Local LLM bias profile differs from Cloud
- Base model (no instruction-tuning): smoothing is weaker, fill-gap is comparable, sycophancy is weaker — because it hasn’t been through heavy RLHF
- Instruction-tuned (Llama-3-Instruct, Qwen-Chat): bias profile approaches Cloud — because they also use RLHF/DPO
- Reasoning models (DeepSeek-R1, QwQ): have an explicit “thinking” trace, easier to catch self-contradiction → partially reduces fill-gap
Local vs Cloud trade-off for precision tasks
| Cloud LLM | Local LLM | |
|---|---|---|
| Default bias | Strong (heavy RLHF) | Weaker base / similar instruct |
| Fine-tune | Expensive + limited | Free + full control |
| Capability ceiling | High (Claude Opus, GPT-4) | Lower (Llama 70B ≈ GPT-3.5+) |
| For workflow doc tasks | Needs strong guardrails | Can fine-tune to reduce bias |
→ If you frequently work on accuracy-critical tasks + have hardware → a fine-tuned Local LLM is worth the investment. If task variety is high + capability matters → Cloud LLM + guardrails is the pragmatic choice.
Conclusion
Cloud LLM bias is inherent. You can’t fix the weights. But you can design the system around them — pipelines, multi-agent setups, mode locks — so the bias doesn’t hurt.

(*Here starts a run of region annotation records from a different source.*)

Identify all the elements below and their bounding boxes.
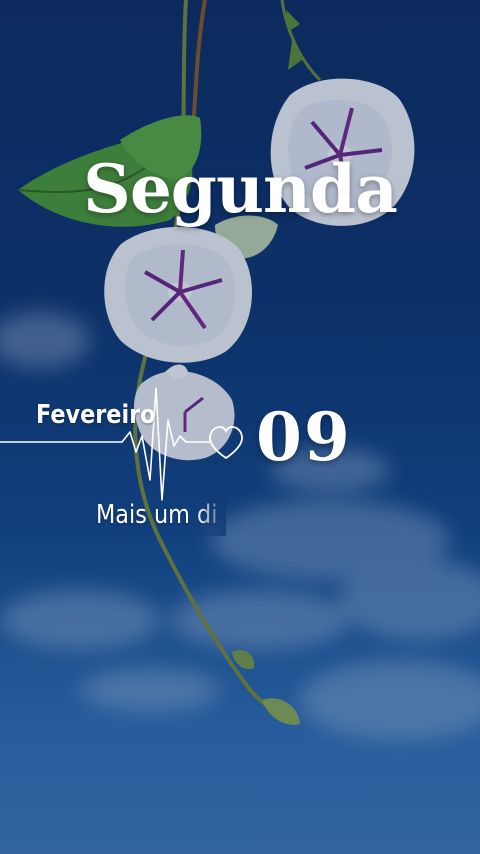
weekday-title: Segunda (83, 150, 398, 228)
month-label: Fevereiro (36, 400, 156, 430)
heart-icon (209, 426, 243, 460)
story-canvas: Segunda Fevereiro 09 Mais um di (0, 0, 480, 854)
tagline-fade (196, 496, 226, 536)
day-number: 09 (256, 398, 352, 476)
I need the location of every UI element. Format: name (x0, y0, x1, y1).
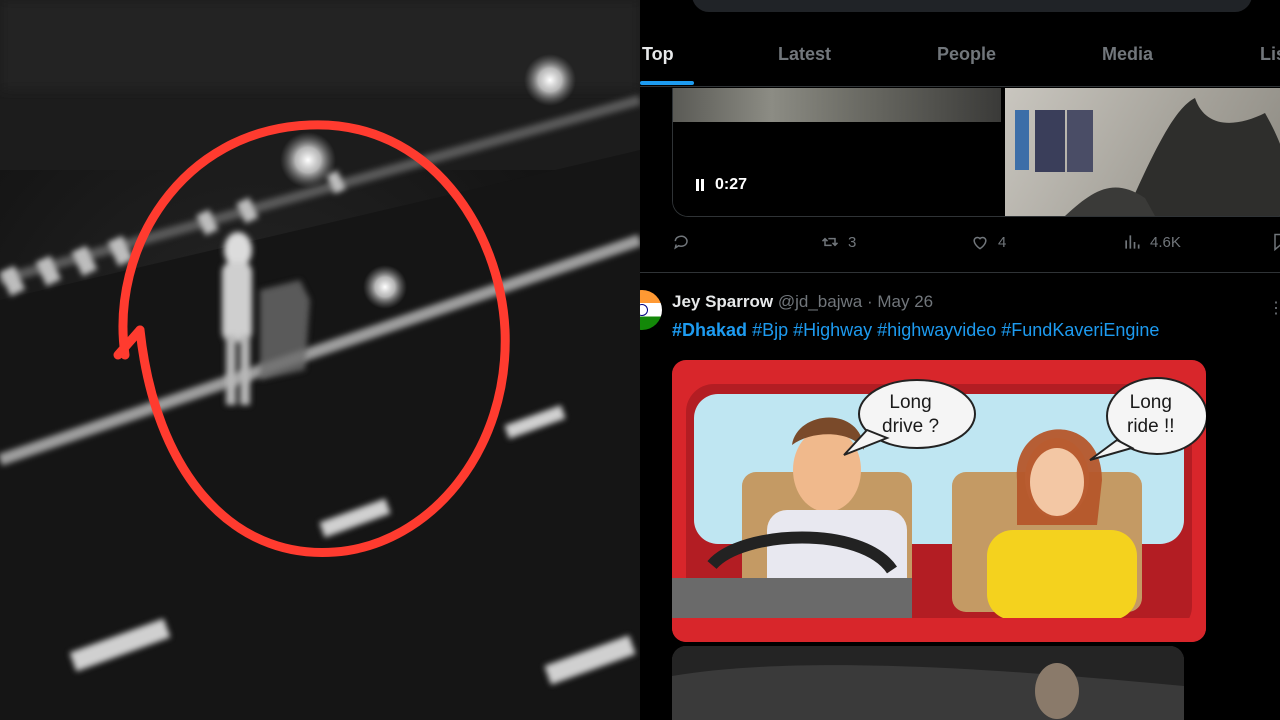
tab-top[interactable]: Top (642, 44, 674, 65)
tab-people[interactable]: People (937, 44, 996, 65)
more-options-icon[interactable]: ⋮ (1268, 298, 1280, 318)
video-time-label: 0:27 (715, 176, 748, 193)
video-thumbnail[interactable]: 0:27 (673, 88, 1001, 216)
avatar[interactable] (640, 290, 662, 330)
image-thumbnail[interactable] (1005, 88, 1280, 216)
hashtag-link[interactable]: #Dhakad (672, 320, 747, 340)
active-tab-indicator (640, 81, 694, 85)
post-image-comic[interactable]: Long drive ? Long ride !! (672, 360, 1206, 642)
speech-bubble-right: Long ride !! (1127, 392, 1175, 437)
cctv-scene (0, 0, 640, 720)
hashtag-link[interactable]: #highwayvideo (877, 320, 996, 340)
bookmark-button[interactable] (1270, 232, 1280, 252)
views-count: 4.6K (1150, 233, 1181, 251)
like-button[interactable]: 4 (970, 232, 1006, 252)
retweet-count: 3 (848, 233, 857, 251)
views-button[interactable]: 4.6K (1122, 232, 1181, 252)
pause-icon[interactable] (695, 179, 705, 191)
views-chart-icon (1125, 235, 1140, 249)
heart-icon (973, 236, 987, 250)
retweet-button[interactable]: 3 (820, 232, 856, 252)
like-count: 4 (998, 233, 1007, 251)
post-image-secondary[interactable] (672, 646, 1184, 720)
post-hashtags: #Dhakad #Bjp #Highway #highwayvideo #Fun… (672, 320, 1159, 341)
hashtag-link[interactable]: #Highway (793, 320, 872, 340)
hashtag-link[interactable]: #Bjp (752, 320, 788, 340)
tab-lists[interactable]: Lis (1260, 44, 1280, 65)
cctv-image-panel (0, 0, 640, 720)
post-date[interactable]: May 26 (877, 292, 933, 311)
hashtag-link[interactable]: #FundKaveriEngine (1001, 320, 1159, 340)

12 errors per session is a sign you’re letting the LLM run unconstrained. Add mechanical constraints. Test for 2 weeks. Measure error rate. Iterate.
That’s how you work with AI assistants as a mature operator — not “AI is amazing, will do everything,” and not “AI hallucinates, useless.” It’s a tool with inherent bias — know the bias, design around it, ship work.
This post is drawn from a real working session with Claude Code (Opus 4.7, Cloud) drafting a workflow doc for a client. The patterns and insights apply to every Cloud LLM assistant (Claude, GPT, Gemini). Local LLM users, see “How are Local LLMs different?” for Lever 0 (fine-tune).